Parg. 17.        1998 yılına kadar, AGSK ile ilgili tartışmalar, Avrupa güvenliğinde NATO’yu esas alan ve Avrupa Birliğinin bu alanda atacağı adımların, NATO’nun Avrupa ayağını güçlendireceğini vurgulayan ana tema çerçevesinde sürdürülmüştür. Ancak 1998 yılındaki bazı gelişmeler, AGSK tartışmalarında önemli bir dönüm noktası olmuştur. İngiltere’nin Avrupa’nın savunma yeteneklerini geliştirebilmesinin, Avrupa Birliği çerçevesinde mümkün olacağı yönündeki yeni yaklaşımı doğrultusunda Fransa ile birlikte hareket etmesi, AGSK açısından yaşanacak dönüşümün itici gücü haline gelmiştir. Bu bağlamda Aralık 1998’de İngiltere ve Fransa hükümetlerinin St.Malo’da yaptıkları yıllık ikili zirve toplantısı sırasında, Avrupa’nın savunma yetenekleri ön plana çıkarılmıştır[21]. Zirve bildirisinde[22], Avrupa Birliği’nin uluslararası sahnedeki rolünü tam anlamıyla oynayabilmesi gerektiği ifade edilmiştir. Birliğin, askeri bir güçle desteklenen özerk hareket kapasitesi olmasının gerekliliği vurgulanmıştır. İşte söz konusu askeri güç, Avrupalıların NATO’nun Avrupa ayağı çerçevesindeki güçlerinden seçilebileceği gibi, NATO dışında da oluşturulabilecektir.
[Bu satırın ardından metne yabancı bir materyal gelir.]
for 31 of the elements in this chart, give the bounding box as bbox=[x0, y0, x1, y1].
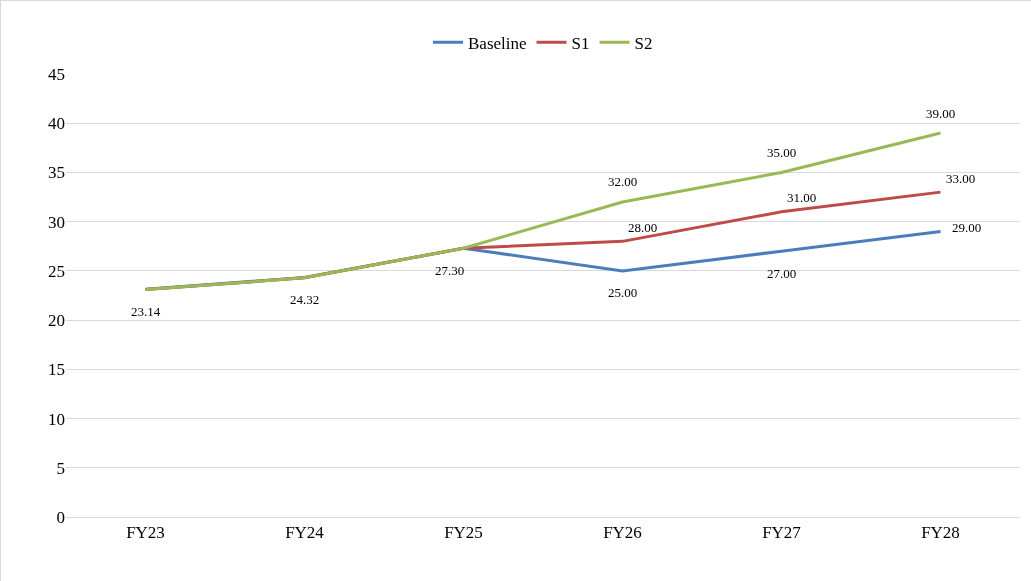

Avrupalıların kendi aralarında, ulusal ve çok-uluslu olanaklarını kullanarak oluşturacakları bir askeri güçten söz edilmesi, AGSK tartışmaları açısından önemli bir yenilik getirmiştir[23].

Parg. 18.        AB ülkeleri, 1998 yılından itibaren, ‘güvenlik ve savunma boyutu ile birleşmemiş bir AB’nin olamayacağı’ görüşünden hareketle; ‘Avrupa Güvenlik ve Savunma Kimliği (AGSK)’nin yerini AGSP’ye terketmesi ve bunun NATO’dan bağımsız olarak geliştirilmesi’ fikrini tartışmışlardır[24]. AB içinde artık daha ziyade bir ‘Avrupa Güvenlik ve Savunma Politikası’ndan söz edilmeye başlanmıştır. Maastricht Anlaşması ile AB’nin ikinci sütunu haline getirilmiş olan ODGP’nin güvenlik ve savunma boyutundaki bu ortak politika arayışı, öncelikle AB ile ABD arasında çok ciddi sorunlara neden olmuştur. AB’nin gelecekte NATO dışında kendi kaynaklarını biraraya getirerek oluşturacağı askeri güçleri, AB karar mekanizmaları çerçevesinde alınacak kararlar doğrultusunda kullanabilecek olması hem ABD hem de AB üyesi olmayan NATO üyesi ülkeler için endişe kaynağı olmuştur[25].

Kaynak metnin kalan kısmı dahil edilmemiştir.